Dieser Beitrag ist auch als Audio-Podcast verfügbar.
Einmal Macht haben. Einmal darüber bestimmen zu können, wie im Land die Politik auszusehen hat. Einmal in der Lage zu sein, gegen unliebsame Gruppen vorzugehen. Seit langem haben Teile der deutschen Politik ein Feindbild im Innern des Landes ausgeprägt. Während für viele Parlamentarier auf außenpolitischer Ebene Russland das Feindbild ist, sind es im Innern die Armen. Oder genauer: die faulen Arbeitslosen. Das faule Gesindel. Die Sozialschmarotzer. Die, die den ganzen Tag in der „sozialen Hängematte“ liegen und sich auf Kosten des anständigen und fleißig arbeitenden Teils der Bevölkerung ein schönes Leben machen. Es versteht sich von selbst, dass jene Politiker, die mit dem Finger auf ihr Feindbild zeigen, sich dem fleißig arbeitenden Teil des Landes zuordnen.

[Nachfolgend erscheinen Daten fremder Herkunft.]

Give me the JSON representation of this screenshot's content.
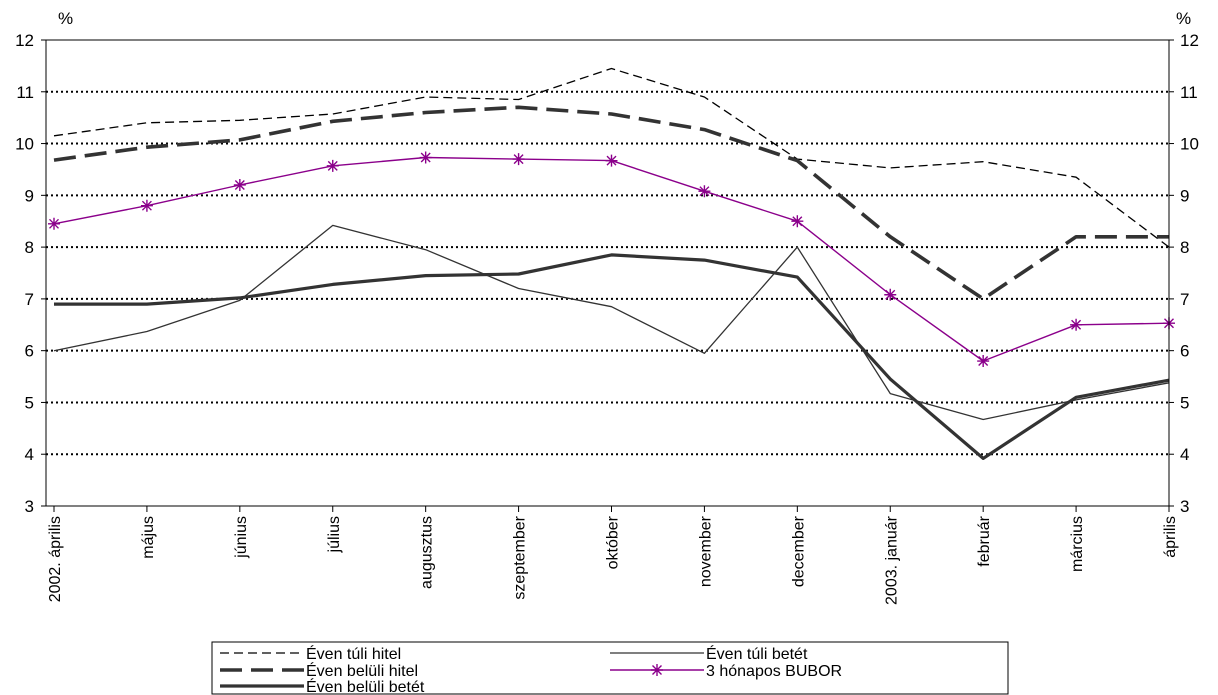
{
  "chart_data": {
    "type": "line",
    "y_unit_left": "%",
    "y_unit_right": "%",
    "ylim": [
      3,
      12
    ],
    "yticks": [
      "3",
      "4",
      "5",
      "6",
      "7",
      "8",
      "9",
      "10",
      "11",
      "12"
    ],
    "grid": "horizontal dotted",
    "legend_position": "bottom",
    "categories": [
      "2002. április",
      "május",
      "június",
      "július",
      "augusztus",
      "szeptember",
      "október",
      "november",
      "december",
      "2003. január",
      "február",
      "március",
      "április"
    ],
    "series": [
      {
        "name": "Éven túli hitel",
        "style": "thin-dashed",
        "color": "#000000",
        "values": [
          10.15,
          10.4,
          10.45,
          10.57,
          10.9,
          10.85,
          11.45,
          10.9,
          9.7,
          9.53,
          9.65,
          9.35,
          8.0
        ]
      },
      {
        "name": "Éven belüli hitel",
        "style": "thick-dashed",
        "color": "#333333",
        "values": [
          9.68,
          9.93,
          10.07,
          10.43,
          10.6,
          10.7,
          10.57,
          10.27,
          9.67,
          8.2,
          7.0,
          8.2,
          8.2
        ]
      },
      {
        "name": "Éven belüli betét",
        "style": "thick-solid",
        "color": "#333333",
        "values": [
          6.9,
          6.9,
          7.02,
          7.28,
          7.45,
          7.48,
          7.85,
          7.75,
          7.42,
          5.45,
          3.92,
          5.1,
          5.43
        ]
      },
      {
        "name": "Éven túli betét",
        "style": "thin-solid",
        "color": "#333333",
        "values": [
          6.0,
          6.37,
          6.97,
          8.42,
          7.95,
          7.2,
          6.85,
          5.95,
          8.0,
          5.17,
          4.67,
          5.05,
          5.38
        ]
      },
      {
        "name": "3 hónapos BUBOR",
        "style": "solid-star-markers",
        "color": "#8B008B",
        "values": [
          8.45,
          8.8,
          9.2,
          9.57,
          9.73,
          9.7,
          9.67,
          9.08,
          8.5,
          7.08,
          5.8,
          6.5,
          6.53
        ]
      }
    ],
    "legend": [
      {
        "label": "Éven túli hitel",
        "series": 0
      },
      {
        "label": "Éven túli betét",
        "series": 3
      },
      {
        "label": "Éven belüli hitel",
        "series": 1
      },
      {
        "label": "3 hónapos BUBOR",
        "series": 4
      },
      {
        "label": "Éven belüli betét",
        "series": 2
      }
    ]
  }
}
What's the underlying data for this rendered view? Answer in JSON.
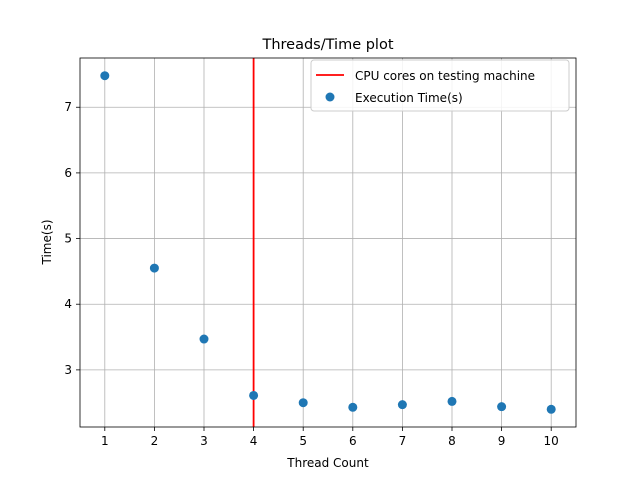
{
  "chart_data": {
    "type": "scatter",
    "title": "Threads/Time plot",
    "xlabel": "Thread Count",
    "ylabel": "Time(s)",
    "xlim": [
      0.5,
      10.5
    ],
    "ylim": [
      2.13,
      7.75
    ],
    "x_ticks": [
      1,
      2,
      3,
      4,
      5,
      6,
      7,
      8,
      9,
      10
    ],
    "y_ticks": [
      3,
      4,
      5,
      6,
      7
    ],
    "grid": true,
    "legend_position": "top-right",
    "series": [
      {
        "name": "Execution Time(s)",
        "kind": "scatter",
        "color": "#1f77b4",
        "x": [
          1,
          2,
          3,
          4,
          5,
          6,
          7,
          8,
          9,
          10
        ],
        "y": [
          7.48,
          4.55,
          3.47,
          2.61,
          2.5,
          2.43,
          2.47,
          2.52,
          2.44,
          2.4
        ]
      }
    ],
    "reference_line": {
      "name": "CPU cores on testing machine",
      "orientation": "vertical",
      "x": 4,
      "color": "#ff0000"
    }
  }
}
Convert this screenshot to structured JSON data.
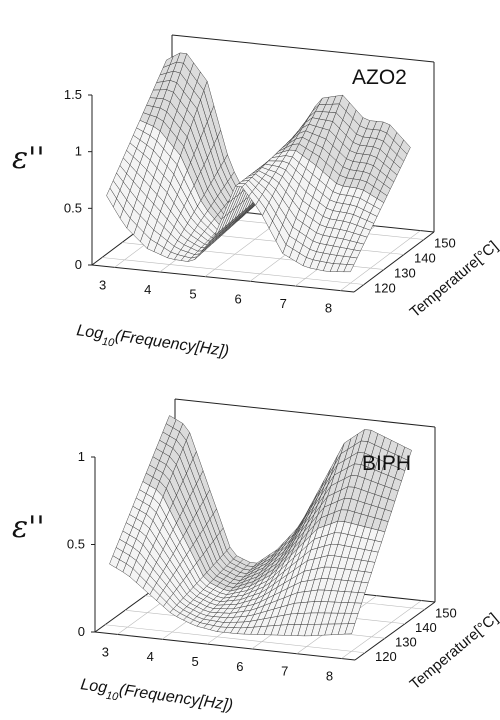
{
  "chart_data": [
    {
      "type": "surface",
      "title": "AZO2",
      "xlabel": "Log",
      "xlabel_sub": "10",
      "xlabel_rest": "(Frequency[Hz])",
      "ylabel": "Temperature[°C]",
      "zlabel": "ε''",
      "x_ticks": [
        "3",
        "4",
        "5",
        "6",
        "7",
        "8"
      ],
      "y_ticks": [
        "120",
        "130",
        "140",
        "150"
      ],
      "z_ticks": [
        "0",
        "0.5",
        "1",
        "1.5"
      ],
      "xlim": [
        2.5,
        8.3
      ],
      "ylim": [
        115,
        155
      ],
      "zlim": [
        0,
        1.5
      ],
      "surface_profile": {
        "x": [
          2.6,
          3.0,
          3.5,
          4.0,
          4.5,
          5.0,
          5.5,
          6.0,
          6.5,
          7.0,
          7.5,
          8.0
        ],
        "z_at_120C": [
          0.55,
          0.3,
          0.12,
          0.05,
          0.04,
          0.3,
          0.8,
          0.55,
          0.2,
          0.1,
          0.08,
          0.1
        ],
        "z_at_150C": [
          1.35,
          1.45,
          1.2,
          0.5,
          0.12,
          0.35,
          0.8,
          1.15,
          1.2,
          1.0,
          1.0,
          0.8
        ]
      }
    },
    {
      "type": "surface",
      "title": "BIPH",
      "xlabel": "Log",
      "xlabel_sub": "10",
      "xlabel_rest": "(Frequency[Hz])",
      "ylabel": "Temperature[°C]",
      "zlabel": "ε''",
      "x_ticks": [
        "3",
        "4",
        "5",
        "6",
        "7",
        "8"
      ],
      "y_ticks": [
        "120",
        "130",
        "140",
        "150"
      ],
      "z_ticks": [
        "0",
        "0.5",
        "1"
      ],
      "xlim": [
        2.5,
        8.3
      ],
      "ylim": [
        115,
        155
      ],
      "zlim": [
        0,
        1.0
      ],
      "surface_profile": {
        "x": [
          2.6,
          3.0,
          3.5,
          4.0,
          4.5,
          5.0,
          5.5,
          6.0,
          6.5,
          7.0,
          7.5,
          8.0
        ],
        "z_at_120C": [
          0.35,
          0.3,
          0.2,
          0.1,
          0.05,
          0.03,
          0.03,
          0.04,
          0.05,
          0.06,
          0.08,
          0.1
        ],
        "z_at_150C": [
          0.95,
          0.9,
          0.55,
          0.2,
          0.15,
          0.25,
          0.4,
          0.65,
          0.9,
          1.0,
          0.95,
          0.9
        ]
      }
    }
  ]
}
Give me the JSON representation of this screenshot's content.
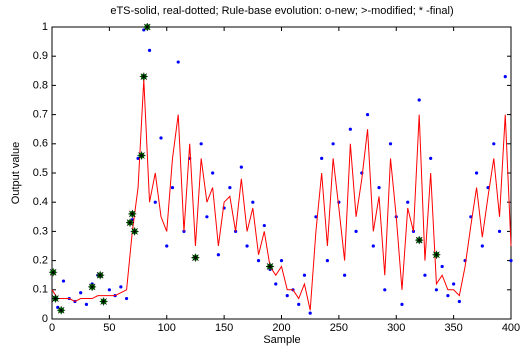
{
  "chart_data": {
    "type": "line",
    "title": "eTS-solid, real-dotted; Rule-base evolution: o-new; >-modified; * -final)",
    "x_label": "Sample",
    "y_label": "Output value",
    "xlim": [
      0,
      400
    ],
    "ylim": [
      0,
      1
    ],
    "xticks": [
      0,
      50,
      100,
      150,
      200,
      250,
      300,
      350,
      400
    ],
    "yticks": [
      0,
      0.1,
      0.2,
      0.3,
      0.4,
      0.5,
      0.6,
      0.7,
      0.8,
      0.9,
      1
    ],
    "series": [
      {
        "style": "dots",
        "color": "#0000ff",
        "x": [
          0,
          5,
          10,
          15,
          20,
          25,
          30,
          35,
          40,
          45,
          50,
          55,
          60,
          65,
          70,
          75,
          80,
          85,
          90,
          95,
          100,
          105,
          110,
          115,
          120,
          125,
          130,
          135,
          140,
          145,
          150,
          155,
          160,
          165,
          170,
          175,
          180,
          185,
          190,
          195,
          200,
          205,
          210,
          215,
          220,
          225,
          230,
          235,
          240,
          245,
          250,
          255,
          260,
          265,
          270,
          275,
          280,
          285,
          290,
          295,
          300,
          305,
          310,
          315,
          320,
          325,
          330,
          335,
          340,
          345,
          350,
          355,
          360,
          365,
          370,
          375,
          380,
          385,
          390,
          395,
          400
        ],
        "values": [
          0.16,
          0.04,
          0.13,
          0.07,
          0.06,
          0.09,
          0.05,
          0.12,
          0.15,
          0.06,
          0.1,
          0.08,
          0.11,
          0.07,
          0.34,
          0.55,
          0.99,
          0.92,
          0.4,
          0.62,
          0.25,
          0.45,
          0.88,
          0.3,
          0.55,
          0.21,
          0.6,
          0.35,
          0.5,
          0.22,
          0.38,
          0.45,
          0.3,
          0.52,
          0.25,
          0.4,
          0.2,
          0.32,
          0.17,
          0.12,
          0.2,
          0.08,
          0.1,
          0.05,
          0.15,
          0.02,
          0.35,
          0.55,
          0.2,
          0.6,
          0.4,
          0.15,
          0.65,
          0.3,
          0.5,
          0.7,
          0.25,
          0.45,
          0.1,
          0.6,
          0.35,
          0.05,
          0.4,
          0.3,
          0.75,
          0.15,
          0.55,
          0.1,
          0.18,
          0.08,
          0.12,
          0.06,
          0.2,
          0.35,
          0.5,
          0.25,
          0.45,
          0.6,
          0.3,
          0.83,
          0.2
        ]
      },
      {
        "style": "line",
        "color": "#ff0000",
        "x": [
          0,
          5,
          10,
          15,
          20,
          25,
          30,
          35,
          40,
          45,
          50,
          55,
          60,
          65,
          70,
          75,
          80,
          85,
          90,
          95,
          100,
          105,
          110,
          115,
          120,
          125,
          130,
          135,
          140,
          145,
          150,
          155,
          160,
          165,
          170,
          175,
          180,
          185,
          190,
          195,
          200,
          205,
          210,
          215,
          220,
          225,
          230,
          235,
          240,
          245,
          250,
          255,
          260,
          265,
          270,
          275,
          280,
          285,
          290,
          295,
          300,
          305,
          310,
          315,
          320,
          325,
          330,
          335,
          340,
          345,
          350,
          355,
          360,
          365,
          370,
          375,
          380,
          385,
          390,
          395,
          400
        ],
        "values": [
          0.1,
          0.07,
          0.07,
          0.07,
          0.06,
          0.07,
          0.07,
          0.07,
          0.08,
          0.08,
          0.08,
          0.08,
          0.09,
          0.1,
          0.3,
          0.45,
          0.82,
          0.4,
          0.5,
          0.35,
          0.3,
          0.55,
          0.7,
          0.3,
          0.6,
          0.25,
          0.55,
          0.4,
          0.45,
          0.25,
          0.4,
          0.42,
          0.3,
          0.48,
          0.3,
          0.38,
          0.22,
          0.3,
          0.18,
          0.15,
          0.18,
          0.1,
          0.1,
          0.07,
          0.12,
          0.03,
          0.3,
          0.5,
          0.25,
          0.55,
          0.38,
          0.2,
          0.6,
          0.35,
          0.48,
          0.65,
          0.3,
          0.42,
          0.15,
          0.55,
          0.35,
          0.1,
          0.38,
          0.3,
          0.7,
          0.2,
          0.5,
          0.12,
          0.15,
          0.1,
          0.1,
          0.08,
          0.18,
          0.32,
          0.45,
          0.28,
          0.42,
          0.55,
          0.35,
          0.7,
          0.25
        ]
      },
      {
        "style": "stars",
        "color": "#00a000",
        "x": [
          1,
          3,
          8,
          35,
          42,
          45,
          68,
          70,
          72,
          78,
          80,
          83,
          125,
          190,
          320,
          335
        ],
        "values": [
          0.16,
          0.07,
          0.03,
          0.11,
          0.15,
          0.06,
          0.33,
          0.36,
          0.3,
          0.56,
          0.83,
          1.0,
          0.21,
          0.18,
          0.27,
          0.22
        ]
      }
    ]
  }
}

Wir alle kennen die ganze Litanei, die in hochdosierter Form seit Gerhard Schröders Agenda 2010 im Zuge der neoliberalen Exzesspolitik im ganzen Land zu hören war. Mit einer Verachtung und einer Stimmungsmache, die ihresgleichen sucht, hat die Speerspitze des Neoliberalismus in Deutschland das Land gegen die Armen ausgerichtet. Die Politik der Vorurteile fiel auf fruchtbaren Boden. Ein Teil der Bevölkerung hatte ohnehin schon selbst das Feindbild Arme ausgemacht. Hier: Wir, die arbeiten. Da: Die, die faul sind. So die Perspektive. Da musste die Politik nur noch ein wenig zielgenauer die Ressentiments gießen und schon ging die Saat auf. Das ist über 20 Jahre her. Doch geändert hat sich nichts.
Wer Linnemann hört, weiß: Die Vorurteile gegenüber den Armen sind fest in so manchem Kopf verankert. Locker, flockig geht dem Generalsekretär der Christdemokraten die Aussage über die Lippen: „Wer arbeiten kann, muss arbeiten gehen, ansonsten gibt es keine Sozialleistungen.“
Jede Wette: Ein Teil der Bevölkerung applaudiert sofort. Endlich sagt es mal einer! Klipp und klar. So dürfte der Tenor lauten. Damit zeigt sich wieder einmal: Wo Vorurteil, Neid und Verachtung vorherrschen, tritt der Verstand zurück.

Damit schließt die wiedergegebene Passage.